このようにすることも、イちゃんと僕がコミュニケーションを取っているということ?いやだ! いやだ!僕は直接あって体でコミュニケーションを取りたい!
(少し真剣なモードーで)
こんなにたくさん書くって、すごいね。
確かに本を書くことも、映画を作ることも、作品を残すこともコミュニケーションを取っていることかもね。
では、私は英語でコミュニケーションを取りたい(笑)

この名前でわかるかな??
こちら教えていただいてありがとうございました♪

いやぁ。。やっぱり色々なこと考えていらっしゃって
すごいなって思いました。

メディアは、一方的な偏った判断を押し付ける傾向が
強くなっているように思います。
そこに出てくるコメンテーターと呼ばれる人々は
それを助長している人が多く感じて、
最近は本当にテレビを見なくなりました。
今の、人が怖いのではなく、
人をそのように怖い状況にしてしまう、
状況になってしまうような、
そういう流れになってしまっている世の中、
それを誰かのせいにしてしまっているその風潮が
実は一番怖いですね。。

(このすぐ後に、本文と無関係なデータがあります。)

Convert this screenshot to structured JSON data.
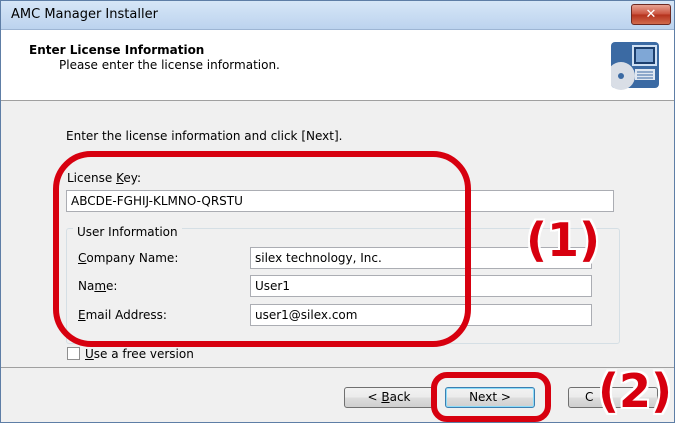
{
  "window": {
    "title": "AMC Manager Installer",
    "close_glyph": "✕"
  },
  "header": {
    "title": "Enter License Information",
    "subtitle": "Please enter the license information.",
    "logo_icon": "computer-disc-icon"
  },
  "body": {
    "instruction": "Enter the license information and click [Next].",
    "license_key": {
      "label_pre": "License ",
      "label_mnemonic": "K",
      "label_post": "ey:",
      "value": "ABCDE-FGHIJ-KLMNO-QRSTU"
    },
    "user_info": {
      "legend": "User Information",
      "company": {
        "label_pre": "",
        "label_mnemonic": "C",
        "label_post": "ompany Name:",
        "value": "silex technology, Inc."
      },
      "name": {
        "label_pre": "Na",
        "label_mnemonic": "m",
        "label_post": "e:",
        "value": "User1"
      },
      "email": {
        "label_pre": "",
        "label_mnemonic": "E",
        "label_post": "mail Address:",
        "value": "user1@silex.com"
      }
    },
    "free_version": {
      "label_mnemonic": "U",
      "label_post": "se a free version",
      "checked": false
    }
  },
  "footer": {
    "back_pre": "< ",
    "back_mnemonic": "B",
    "back_post": "ack",
    "next_label": "Next >",
    "cancel_partial": "C"
  },
  "annotations": {
    "label_1": "(1)",
    "label_2": "(2)",
    "color": "#d7000f"
  }
}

。

チョンさん、コメントありがとうございます。

いつもは、寝ながら書いています。
夢の中でムニャムニャ・・・
寝ている間に、小人が・・・

来月、直接コミュニケーションとりましょう!
英語も鍛えておきます!

dropwaterさん、コメントありがとうございます。

 テレビなんかの、不特定多数を相手にしている情報の発信者は、「どんな言葉が一番、人の心をあおるか」、という価値判断に即して行動することが宿命付けられていると思います。
 そうしないと、多くの人が刺激を感じないから。